Il s’en sentit coupable un bref instant.
— C’est comme Mij qui s’attache trop à Scout. Elle voudra aller retrouver ses copains Jedi un de ces jours.
Ordo continuait à regarder les bébés robas.
— Où faut-il tracer la frontière ?
— Laquelle ? Entre l’animal domestique et ce qu’on mange ?
— La protection. Sauver des gens. Maze a sauvé Zey, tout comme tu nous as sauvés. Mij et Uthan ont l’air de vouloir sauver Scout. À partir de quand est-ce qu’il devient déraisonnable de vouloir sauver le monde ?
Sauver était un instinct, un réflexe inconscient. Skirata n’avait même pas eu à réfléchir avant de s’interposer entre Orun Wa et les jeunes Nulls pour les sauver. Il fallait le faire, c’est tout. Et il ne le regrettait pas une seconde ; il ne lui était jamais venu à l’esprit qu’il pourrait y perdre la vie, ou que cela pourrait avoir des répercussions dramatiques sur les années à venir, et même s’il l’avait su cela n’aurait rien changé. Ça n’avait pas d’importance. Maze, de toute évidence, avait ressenti la même chose avec Zey. Des soldats étaient prêts à donner leur vie pour leurs camarades. C’était ainsi que tournait la galaxie, du moins la meilleure part de la galaxie – des êtres étaient si attachés à d’autres qu’ils n’hésitaient pas à se mettre en danger pour leur permettre de vivre.
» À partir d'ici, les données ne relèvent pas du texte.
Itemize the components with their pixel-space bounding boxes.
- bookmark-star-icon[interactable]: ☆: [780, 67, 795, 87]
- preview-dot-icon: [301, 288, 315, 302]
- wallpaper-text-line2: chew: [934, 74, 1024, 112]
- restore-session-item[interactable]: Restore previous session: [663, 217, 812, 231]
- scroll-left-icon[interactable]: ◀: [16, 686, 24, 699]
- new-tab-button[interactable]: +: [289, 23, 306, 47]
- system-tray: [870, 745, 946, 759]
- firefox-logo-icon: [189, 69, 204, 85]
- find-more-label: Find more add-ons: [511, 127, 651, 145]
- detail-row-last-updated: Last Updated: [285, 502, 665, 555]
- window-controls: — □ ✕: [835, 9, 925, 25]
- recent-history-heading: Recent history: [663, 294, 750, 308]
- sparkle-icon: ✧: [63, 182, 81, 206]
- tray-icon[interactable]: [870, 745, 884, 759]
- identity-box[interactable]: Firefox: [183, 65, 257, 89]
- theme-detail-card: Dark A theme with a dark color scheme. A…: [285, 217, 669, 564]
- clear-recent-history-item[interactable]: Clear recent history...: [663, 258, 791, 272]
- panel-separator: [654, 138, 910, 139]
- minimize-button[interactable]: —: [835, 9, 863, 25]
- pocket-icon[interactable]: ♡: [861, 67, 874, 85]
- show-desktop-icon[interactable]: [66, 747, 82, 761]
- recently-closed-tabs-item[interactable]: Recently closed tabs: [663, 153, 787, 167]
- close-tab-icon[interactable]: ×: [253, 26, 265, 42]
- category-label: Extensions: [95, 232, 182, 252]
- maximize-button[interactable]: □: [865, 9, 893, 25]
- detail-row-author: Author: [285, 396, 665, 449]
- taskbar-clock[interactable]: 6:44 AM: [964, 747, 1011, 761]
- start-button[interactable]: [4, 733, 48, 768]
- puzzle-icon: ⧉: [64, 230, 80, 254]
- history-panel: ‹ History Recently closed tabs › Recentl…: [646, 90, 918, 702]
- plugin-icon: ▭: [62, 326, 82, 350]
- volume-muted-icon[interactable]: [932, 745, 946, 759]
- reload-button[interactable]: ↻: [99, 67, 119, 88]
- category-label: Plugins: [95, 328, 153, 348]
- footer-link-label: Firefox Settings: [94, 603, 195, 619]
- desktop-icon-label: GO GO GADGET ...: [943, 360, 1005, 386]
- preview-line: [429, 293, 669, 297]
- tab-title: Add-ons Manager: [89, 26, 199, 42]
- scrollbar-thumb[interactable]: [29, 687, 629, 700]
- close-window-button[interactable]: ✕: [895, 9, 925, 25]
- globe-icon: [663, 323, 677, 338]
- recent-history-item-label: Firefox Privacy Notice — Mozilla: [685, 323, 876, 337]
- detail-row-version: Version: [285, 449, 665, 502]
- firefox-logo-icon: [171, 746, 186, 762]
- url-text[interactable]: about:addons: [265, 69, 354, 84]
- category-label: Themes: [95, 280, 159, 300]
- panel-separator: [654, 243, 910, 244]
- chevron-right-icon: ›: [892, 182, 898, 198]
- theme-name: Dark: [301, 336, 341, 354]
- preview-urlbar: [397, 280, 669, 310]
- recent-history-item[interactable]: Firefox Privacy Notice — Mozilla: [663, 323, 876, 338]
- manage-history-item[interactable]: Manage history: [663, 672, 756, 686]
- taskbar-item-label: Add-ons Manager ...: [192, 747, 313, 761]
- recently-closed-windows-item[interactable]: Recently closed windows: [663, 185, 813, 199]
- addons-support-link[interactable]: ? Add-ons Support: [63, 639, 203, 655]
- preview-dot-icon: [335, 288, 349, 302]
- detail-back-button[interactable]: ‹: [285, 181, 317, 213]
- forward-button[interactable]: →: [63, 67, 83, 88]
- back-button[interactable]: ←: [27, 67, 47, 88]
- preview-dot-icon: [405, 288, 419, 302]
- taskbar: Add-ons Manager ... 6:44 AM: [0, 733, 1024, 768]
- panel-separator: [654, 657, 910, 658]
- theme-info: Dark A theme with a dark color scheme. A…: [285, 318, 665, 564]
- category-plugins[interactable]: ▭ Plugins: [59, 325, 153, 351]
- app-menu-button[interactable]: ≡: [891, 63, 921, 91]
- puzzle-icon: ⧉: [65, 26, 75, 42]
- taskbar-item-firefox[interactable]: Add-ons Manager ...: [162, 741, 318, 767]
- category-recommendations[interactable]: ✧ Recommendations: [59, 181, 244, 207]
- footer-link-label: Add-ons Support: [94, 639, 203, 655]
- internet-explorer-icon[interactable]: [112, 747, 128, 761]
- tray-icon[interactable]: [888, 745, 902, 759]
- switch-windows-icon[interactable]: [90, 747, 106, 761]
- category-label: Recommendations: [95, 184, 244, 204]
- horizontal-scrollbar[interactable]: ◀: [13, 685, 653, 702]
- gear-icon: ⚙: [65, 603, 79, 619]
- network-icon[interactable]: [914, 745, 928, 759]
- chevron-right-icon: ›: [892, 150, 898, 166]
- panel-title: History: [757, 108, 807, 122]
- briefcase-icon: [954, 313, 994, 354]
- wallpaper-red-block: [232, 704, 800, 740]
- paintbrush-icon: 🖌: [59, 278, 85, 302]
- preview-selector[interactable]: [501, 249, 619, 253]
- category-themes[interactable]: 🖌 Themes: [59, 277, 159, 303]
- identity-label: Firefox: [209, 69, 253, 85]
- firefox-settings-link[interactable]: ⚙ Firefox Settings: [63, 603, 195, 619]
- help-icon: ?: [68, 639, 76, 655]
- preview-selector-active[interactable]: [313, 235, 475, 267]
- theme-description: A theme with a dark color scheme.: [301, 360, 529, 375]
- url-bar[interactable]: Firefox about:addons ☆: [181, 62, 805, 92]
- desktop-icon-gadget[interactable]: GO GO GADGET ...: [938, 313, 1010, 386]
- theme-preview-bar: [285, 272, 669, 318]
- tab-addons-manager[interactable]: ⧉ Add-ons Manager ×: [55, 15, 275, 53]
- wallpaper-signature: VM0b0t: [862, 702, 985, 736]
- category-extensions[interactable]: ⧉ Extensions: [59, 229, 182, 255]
— Est-ce encore un de ces sermons hypocrites ? demanda-t-il.
— Jamais, Buir.
— Ne t’en fais pas. Même moi je m’aperçois que je peux être partial. Ny s’arrange pour que je ne l’oublie pas.
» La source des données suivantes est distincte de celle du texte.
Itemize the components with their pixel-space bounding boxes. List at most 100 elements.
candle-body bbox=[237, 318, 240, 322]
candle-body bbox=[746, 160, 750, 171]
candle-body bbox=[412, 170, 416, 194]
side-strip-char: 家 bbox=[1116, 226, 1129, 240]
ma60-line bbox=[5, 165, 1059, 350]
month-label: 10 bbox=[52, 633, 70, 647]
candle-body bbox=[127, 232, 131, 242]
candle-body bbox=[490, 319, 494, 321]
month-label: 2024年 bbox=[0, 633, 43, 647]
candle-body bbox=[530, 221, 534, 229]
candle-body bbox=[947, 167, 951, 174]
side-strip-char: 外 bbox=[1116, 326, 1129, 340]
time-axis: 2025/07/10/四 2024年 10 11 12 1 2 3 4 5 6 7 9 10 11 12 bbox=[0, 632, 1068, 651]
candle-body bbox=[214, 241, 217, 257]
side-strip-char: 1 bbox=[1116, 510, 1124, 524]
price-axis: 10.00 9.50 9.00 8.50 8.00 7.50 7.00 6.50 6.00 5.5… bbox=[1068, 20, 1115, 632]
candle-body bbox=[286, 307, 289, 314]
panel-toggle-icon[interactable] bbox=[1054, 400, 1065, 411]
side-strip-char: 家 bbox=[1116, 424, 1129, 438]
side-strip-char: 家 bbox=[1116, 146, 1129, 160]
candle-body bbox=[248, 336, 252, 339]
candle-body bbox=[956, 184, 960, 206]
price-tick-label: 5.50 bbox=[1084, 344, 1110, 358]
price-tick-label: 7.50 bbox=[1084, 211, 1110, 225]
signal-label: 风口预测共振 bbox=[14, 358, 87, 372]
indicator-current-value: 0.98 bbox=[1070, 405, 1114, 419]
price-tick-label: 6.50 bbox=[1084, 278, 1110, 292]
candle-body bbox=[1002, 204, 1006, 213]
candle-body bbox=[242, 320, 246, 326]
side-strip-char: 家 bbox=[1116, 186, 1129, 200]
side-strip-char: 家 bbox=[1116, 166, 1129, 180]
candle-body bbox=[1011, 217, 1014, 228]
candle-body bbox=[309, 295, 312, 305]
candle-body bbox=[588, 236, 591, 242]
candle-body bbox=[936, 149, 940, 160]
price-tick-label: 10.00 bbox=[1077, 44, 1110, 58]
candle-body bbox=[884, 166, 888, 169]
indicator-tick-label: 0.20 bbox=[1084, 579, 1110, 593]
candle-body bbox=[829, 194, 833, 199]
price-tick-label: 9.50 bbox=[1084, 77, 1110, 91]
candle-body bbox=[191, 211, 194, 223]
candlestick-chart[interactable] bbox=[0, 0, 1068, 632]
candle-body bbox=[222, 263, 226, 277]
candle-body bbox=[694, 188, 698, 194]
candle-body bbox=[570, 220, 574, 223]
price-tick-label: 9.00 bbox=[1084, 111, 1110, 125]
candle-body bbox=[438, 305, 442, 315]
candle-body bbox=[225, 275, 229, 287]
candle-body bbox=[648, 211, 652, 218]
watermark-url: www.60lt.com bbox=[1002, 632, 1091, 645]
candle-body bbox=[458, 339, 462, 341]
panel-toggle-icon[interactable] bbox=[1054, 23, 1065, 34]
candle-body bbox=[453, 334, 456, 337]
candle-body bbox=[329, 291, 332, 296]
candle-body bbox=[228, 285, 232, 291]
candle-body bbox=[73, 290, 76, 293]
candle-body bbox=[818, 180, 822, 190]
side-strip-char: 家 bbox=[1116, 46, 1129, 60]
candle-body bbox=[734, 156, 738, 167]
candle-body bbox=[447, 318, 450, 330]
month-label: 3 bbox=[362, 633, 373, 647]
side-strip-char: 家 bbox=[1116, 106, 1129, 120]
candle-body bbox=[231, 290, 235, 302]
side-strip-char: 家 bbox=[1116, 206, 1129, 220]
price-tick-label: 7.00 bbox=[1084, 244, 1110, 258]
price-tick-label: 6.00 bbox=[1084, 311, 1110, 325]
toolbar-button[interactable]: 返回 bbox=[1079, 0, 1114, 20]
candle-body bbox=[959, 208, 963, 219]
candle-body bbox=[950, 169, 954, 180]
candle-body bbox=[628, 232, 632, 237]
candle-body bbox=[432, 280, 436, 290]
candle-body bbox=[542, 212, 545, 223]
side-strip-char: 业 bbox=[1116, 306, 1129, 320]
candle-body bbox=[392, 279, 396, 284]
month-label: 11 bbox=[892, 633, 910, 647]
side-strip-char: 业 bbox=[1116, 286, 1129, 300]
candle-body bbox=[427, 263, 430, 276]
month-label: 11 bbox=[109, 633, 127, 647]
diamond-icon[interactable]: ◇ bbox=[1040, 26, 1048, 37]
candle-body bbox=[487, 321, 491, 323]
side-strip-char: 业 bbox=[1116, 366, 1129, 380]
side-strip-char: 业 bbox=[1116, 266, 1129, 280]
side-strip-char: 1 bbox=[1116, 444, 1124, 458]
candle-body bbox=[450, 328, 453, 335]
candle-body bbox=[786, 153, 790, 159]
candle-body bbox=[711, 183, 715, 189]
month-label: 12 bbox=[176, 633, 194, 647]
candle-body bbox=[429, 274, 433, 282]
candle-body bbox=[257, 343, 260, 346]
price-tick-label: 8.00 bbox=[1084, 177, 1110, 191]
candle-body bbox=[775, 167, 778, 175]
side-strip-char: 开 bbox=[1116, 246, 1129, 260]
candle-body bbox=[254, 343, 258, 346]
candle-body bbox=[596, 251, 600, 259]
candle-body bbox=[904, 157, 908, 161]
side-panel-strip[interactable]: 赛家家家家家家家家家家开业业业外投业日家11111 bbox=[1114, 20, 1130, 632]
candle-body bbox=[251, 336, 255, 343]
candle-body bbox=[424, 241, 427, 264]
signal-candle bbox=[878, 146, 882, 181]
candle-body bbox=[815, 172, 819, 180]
Skirata se rendit compte qu’il commençait à parler d’elle de façon naturelle, comme si elle avait toujours fait partie de sa vie. S’avançant dans l’enclos, il s’immobilisa, surveillant l’énorme truie du coin de l’œil. Elle pourrait aisément lui briser une jambe en lui fonçant dessus, et il préférait ne pas imaginer l’effet qu’auraient ses défenses sur ses parties fragiles. Deux des petits s’écartèrent des autres pour trottiner vers lui.
Petit déjeuner ou animal domestique ? Tu as raison, Ordo, il n’y a aucune logique là-dedans.
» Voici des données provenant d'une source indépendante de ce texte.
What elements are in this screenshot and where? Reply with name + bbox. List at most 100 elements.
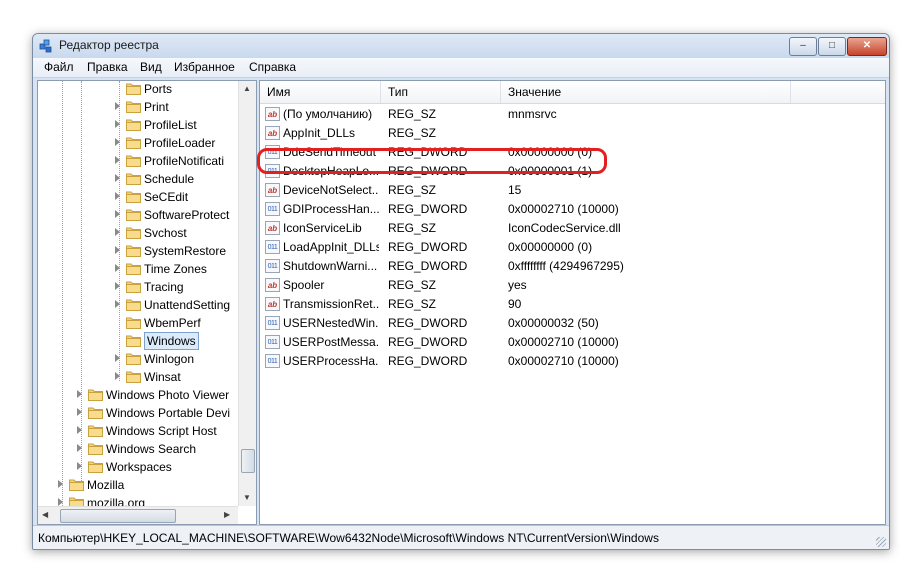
expand-arrow-icon[interactable] <box>115 156 120 164</box>
value-row[interactable]: 011 USERProcessHa... REG_DWORD 0x00002710 (… <box>260 352 885 371</box>
scroll-right-arrow-icon[interactable]: ▶ <box>224 510 230 519</box>
tree-item-label[interactable]: ProfileNotificati <box>144 154 224 168</box>
expand-arrow-icon[interactable] <box>115 192 120 200</box>
registry-editor-window: Редактор реестра – □ ✕ Файл Правка Вид И… <box>32 33 890 550</box>
window-title: Редактор реестра <box>59 38 159 52</box>
expand-arrow-icon[interactable] <box>115 228 120 236</box>
value-row[interactable]: ab Spooler REG_SZ yes <box>260 276 885 295</box>
close-button[interactable]: ✕ <box>847 37 887 56</box>
maximize-button[interactable]: □ <box>818 37 846 56</box>
expand-arrow-icon[interactable] <box>115 246 120 254</box>
expand-arrow-icon[interactable] <box>115 102 120 110</box>
value-data: IconCodecService.dll <box>508 221 621 235</box>
expand-arrow-icon[interactable] <box>115 174 120 182</box>
tree-item-label[interactable]: ProfileList <box>144 118 197 132</box>
tree-horizontal-scrollbar[interactable]: ◀ ▶ <box>38 506 238 524</box>
expand-arrow-icon[interactable] <box>58 498 63 506</box>
value-row[interactable]: 011 USERPostMessa... REG_DWORD 0x00002710 (… <box>260 333 885 352</box>
folder-icon <box>126 118 141 131</box>
tree-item-label[interactable]: Mozilla <box>87 478 124 492</box>
tree-item-label[interactable]: UnattendSetting <box>144 298 230 312</box>
column-divider[interactable] <box>790 81 791 103</box>
value-name: USERProcessHa... <box>283 354 379 368</box>
expand-arrow-icon[interactable] <box>58 480 63 488</box>
expand-arrow-icon[interactable] <box>115 264 120 272</box>
value-row[interactable]: 011 USERNestedWin... REG_DWORD 0x00000032 (… <box>260 314 885 333</box>
value-row[interactable]: ab TransmissionRet... REG_SZ 90 <box>260 295 885 314</box>
resize-grip-icon[interactable] <box>876 537 886 547</box>
title-bar[interactable]: Редактор реестра – □ ✕ <box>33 34 889 58</box>
tree-item-label[interactable]: Workspaces <box>106 460 172 474</box>
folder-icon <box>126 370 141 383</box>
tree-item-label[interactable]: Ports <box>144 82 172 96</box>
tree-item-label[interactable]: Schedule <box>144 172 194 186</box>
tree-item-label[interactable]: Tracing <box>144 280 184 294</box>
registry-path: Компьютер\HKEY_LOCAL_MACHINE\SOFTWARE\Wo… <box>38 531 659 545</box>
binary-value-icon: 011 <box>265 240 280 254</box>
tree-item-label[interactable]: Time Zones <box>144 262 207 276</box>
expand-arrow-icon[interactable] <box>77 462 82 470</box>
tree-item-label[interactable]: WbemPerf <box>144 316 201 330</box>
menu-favorites[interactable]: Избранное <box>174 60 235 74</box>
tree-item-label[interactable]: Windows Search <box>106 442 196 456</box>
minimize-button[interactable]: – <box>789 37 817 56</box>
menu-help[interactable]: Справка <box>249 60 296 74</box>
expand-arrow-icon[interactable] <box>77 444 82 452</box>
column-header-name[interactable]: Имя <box>267 85 290 99</box>
tree-item-label[interactable]: Winlogon <box>144 352 194 366</box>
registry-values-pane[interactable]: Имя Тип Значение ab (По умолчанию) REG_SZ m… <box>259 80 886 525</box>
tree-item-label[interactable]: Windows Photo Viewer <box>106 388 229 402</box>
expand-arrow-icon[interactable] <box>115 138 120 146</box>
tree-vertical-scrollbar[interactable]: ▲ ▼ <box>238 81 256 506</box>
column-divider[interactable] <box>500 81 501 103</box>
value-row[interactable]: ab (По умолчанию) REG_SZ mnmsrvc <box>260 105 885 124</box>
expand-arrow-icon[interactable] <box>115 372 120 380</box>
tree-item-label[interactable]: ProfileLoader <box>144 136 215 150</box>
expand-arrow-icon[interactable] <box>115 300 120 308</box>
column-header-type[interactable]: Тип <box>388 85 408 99</box>
tree-item-label[interactable]: Windows <box>144 332 199 350</box>
expand-arrow-icon[interactable] <box>115 210 120 218</box>
scroll-up-arrow-icon[interactable]: ▲ <box>243 84 251 93</box>
registry-tree-pane[interactable]: Ports Print ProfileList ProfileLoader Profil… <box>37 80 257 525</box>
expand-arrow-icon[interactable] <box>77 426 82 434</box>
expand-arrow-icon[interactable] <box>115 120 120 128</box>
menu-edit[interactable]: Правка <box>87 60 128 74</box>
tree-horizontal-scroll-thumb[interactable] <box>60 509 176 523</box>
value-row[interactable]: 011 GDIProcessHan... REG_DWORD 0x00002710 (… <box>260 200 885 219</box>
value-row[interactable]: ab DeviceNotSelect... REG_SZ 15 <box>260 181 885 200</box>
values-header: Имя Тип Значение <box>260 81 885 104</box>
tree-item-label[interactable]: Svchost <box>144 226 187 240</box>
column-header-data[interactable]: Значение <box>508 85 561 99</box>
binary-value-icon: 011 <box>265 335 280 349</box>
expand-arrow-icon[interactable] <box>115 354 120 362</box>
tree-item-label[interactable]: Windows Portable Devi <box>106 406 230 420</box>
value-type: REG_SZ <box>388 278 437 292</box>
value-data: 0x00002710 (10000) <box>508 354 619 368</box>
folder-icon <box>126 154 141 167</box>
value-row[interactable]: 011 ShutdownWarni... REG_DWORD 0xffffffff (… <box>260 257 885 276</box>
tree-item-label[interactable]: Print <box>144 100 169 114</box>
value-row[interactable]: ab IconServiceLib REG_SZ IconCodecService.d… <box>260 219 885 238</box>
scroll-left-arrow-icon[interactable]: ◀ <box>42 510 48 519</box>
value-row[interactable]: 011 LoadAppInit_DLLs REG_DWORD 0x00000000 (… <box>260 238 885 257</box>
tree-item-label[interactable]: Winsat <box>144 370 181 384</box>
folder-icon <box>126 190 141 203</box>
binary-value-icon: 011 <box>265 259 280 273</box>
menu-file[interactable]: Файл <box>44 60 74 74</box>
tree-item-label[interactable]: SoftwareProtect <box>144 208 229 222</box>
value-row[interactable]: ab AppInit_DLLs REG_SZ <box>260 124 885 143</box>
column-divider[interactable] <box>380 81 381 103</box>
folder-icon <box>88 406 103 419</box>
tree-item-label[interactable]: SystemRestore <box>144 244 226 258</box>
tree-item-label[interactable]: SeCEdit <box>144 190 188 204</box>
scroll-down-arrow-icon[interactable]: ▼ <box>243 493 251 502</box>
expand-arrow-icon[interactable] <box>77 390 82 398</box>
tree-item-label[interactable]: Windows Script Host <box>106 424 217 438</box>
tree-vertical-scroll-thumb[interactable] <box>241 449 255 473</box>
value-type: REG_DWORD <box>388 335 468 349</box>
expand-arrow-icon[interactable] <box>77 408 82 416</box>
expand-arrow-icon[interactable] <box>115 282 120 290</box>
menu-view[interactable]: Вид <box>140 60 162 74</box>
value-type: REG_SZ <box>388 126 437 140</box>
Les bébés voulaient juste voir s’il leur apportait de la nourriture ; ils apprenaient déjà à fouiller la boue pour y trouver leur dîner. Il eut un petit pincement au cœur, mais pas au point d’être poussé à les prendre dans ses bras pour les ramener dans la maison, même s’il savait que c’était exactement ce que feraient beaucoup de gens.
— Au bout du compte, dit-il, nous savons quelles vies nous devons sauver, et ce sont elles qui passent en premier. Même si nous prenons des risques insensés pour le faire.
Ordo se contenta d’opiner du chef. La mère des petits se tourna vers Skirata et émit un long grognement menaçant qui annonçait visiblement une charge imminente. Dès qu’elle baissa la tête pour attaquer, Skirata retrouva une agilité qu’il avait crue perdue depuis une bonne vingtaine d’années et vola presque par-dessus le muret. La truie fonça jusqu’à la porte à moitié ouverte et resta là à gronder, alors qu’elle aurait pu continuer et poursuivre Skirata dans le jardin. Elle était chez elle, et voulait juste que cet intrus humain malpropre fiche la paix à ses gosses.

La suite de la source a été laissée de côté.